Но не так просто выглядит дело, если подумать о людях, которые уличены в преступлении и ждут приговора. Когда цивилизованный суд подводит их под гуманитарно-правовой эталон личности, в каждый данный момент отчитывающейся перед своим разумом и своей совестью, они сплошь и рядом восстают против несправедливости такого подхода. Некоторые подсудимые ужасаются моральной завышенности прилагаемого к ним мерила - и, надо сказать, делают это не без основания. Они сознают и помнят, что в час свершения противоправного деяния находились как бы вне себя, как бы в нравственном обмороке.
Родион Раскольников был вооружен литературно выточенной, умышленной Идеей и действовал по детально обдуманному плану. Однако даже он признавался, что в день злодеяния чувствовал и вел себя так, "словно попал рукавом в зубья машины, и она его зацепила и поволокла". А что сказать о тех, кто доведен до насилия мучительными комплексами, неутоленными вожделениями, истязаниями бедности или надругательствами! Совершая преступление, они, как правило, пребывают в состоянии краткосрочной невменяемости - в точке остервенения и одичания. Разум словно бы вырублен, а совесть усыплена.
* * *
Знаменательно, что конец XVIII - начало XIX века, эпоха первоучреждения прав человека, оказалась и временем самой суровой и взыскательной криминологии. Ее ключевым и знаковым понятием стал злоумышленник. Он представлял собой контрастно-негативный аналог тех высоких представлений о личности, которые выработала философия, обосновывавшая концепцию гуманитарного права: "хозяин себе самому" (Локк), независимый и ригористический служитель нравственного закона (Кант), субъект разумно-нравственного самоконтроля (Фихте).
Злоумышленником обычно называют того, кто имеет "коварное намерение делать зло" (Вл. Даль). В криминологии - это себялюбивый, циничный, до мозга костей вменяемый преступник, который по осуждении упорствует в нераскаянности и тяготеет к рецидиву. Совесть он давно переспорил (сделался нигилистом), а разум превратил в прибор для утилитарных калькуляций.

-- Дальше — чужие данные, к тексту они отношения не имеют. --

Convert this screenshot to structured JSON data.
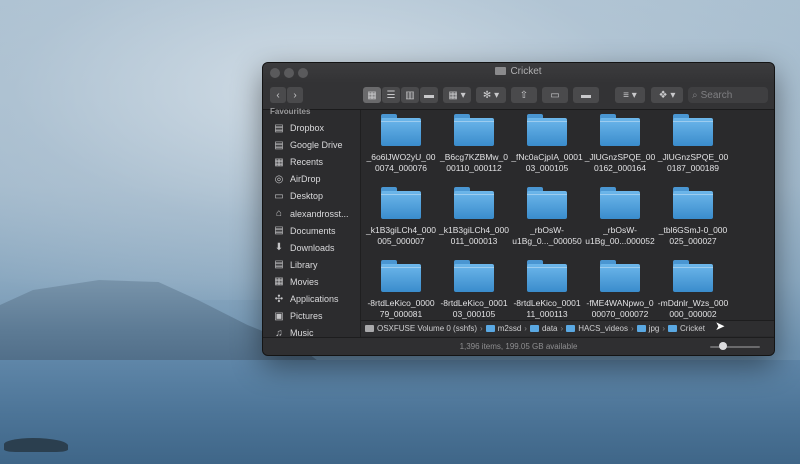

Выгода, руководящая и направляющая, ни на что не оглядывающаяся выгода, - вот негативно-идеальная установка, обеспечивающая преступную целостность его личности и личностную целостность его преступлений.
Можно сказать, что криминология конца XVIII - начала XIX века уловила в понятии злоумышленника волевого лидера преступного мира - тогдашнего, как и сегодняшнего. Вместе с тем она серьезно заблуждалась, принимая злоумышленника за господствующий криминальный тип и подгоняя под этот тип как общее понятие преступления, так и стандарты карательно-исправительной дисциплины. Действительно типовым, среднестатистическим правонарушителем был и остается преступник, действующий по импульсу соблазнов или страстей, обиды или нужды. Он не является нигилистом и не умеет точно рассчитывать свои интересы; скорее, он просто плохо слышит голоса разума и совести, а иногда доходит в этом отношении до полной глухоты. Как показывает опыт, именно этот, типовой, правонарушитель чаще всего впадает в одичание и переживает состояние краткосрочной невменяемости. Порой оно приобретает остроту и повторяемость психического расстройства.
Типовой правонарушитель способен на чудовищные злодеяния. И все-таки, когда правосудие пытается подогнать его поведение под негативно-идеальный стандарт злоумышленника, наблюдатели-интеллектуалы, наделенные развитым правосознанием и далекие от какой-либо сострадательной снисходительности, чувствуют себя так, словно у них на глазах человека растягивают на прокрустовом ложе.
* * *
В мае 1955 года Франция была потрясена делом Жерара Дюприе: двадцатилетний крестьянин в затмении обиды убил отца и мать, которые препятствовали его женитьбе, а затем, не делая никаких попыток скрыться, сдался полиции. Среди многочисленных откликов на это дело самым впечатляющим оказался очерк философа Ролана Барта "Процесс Дюприе". (В известном смысле его можно считать философско-публицистическим аналогом гениального чеховского рассказа "Злоумышленник".) На трех страницах журнального текста Барт сумел продемонстрировать скандальное бессилие правосудия перед фактом кратковременной невменяемости.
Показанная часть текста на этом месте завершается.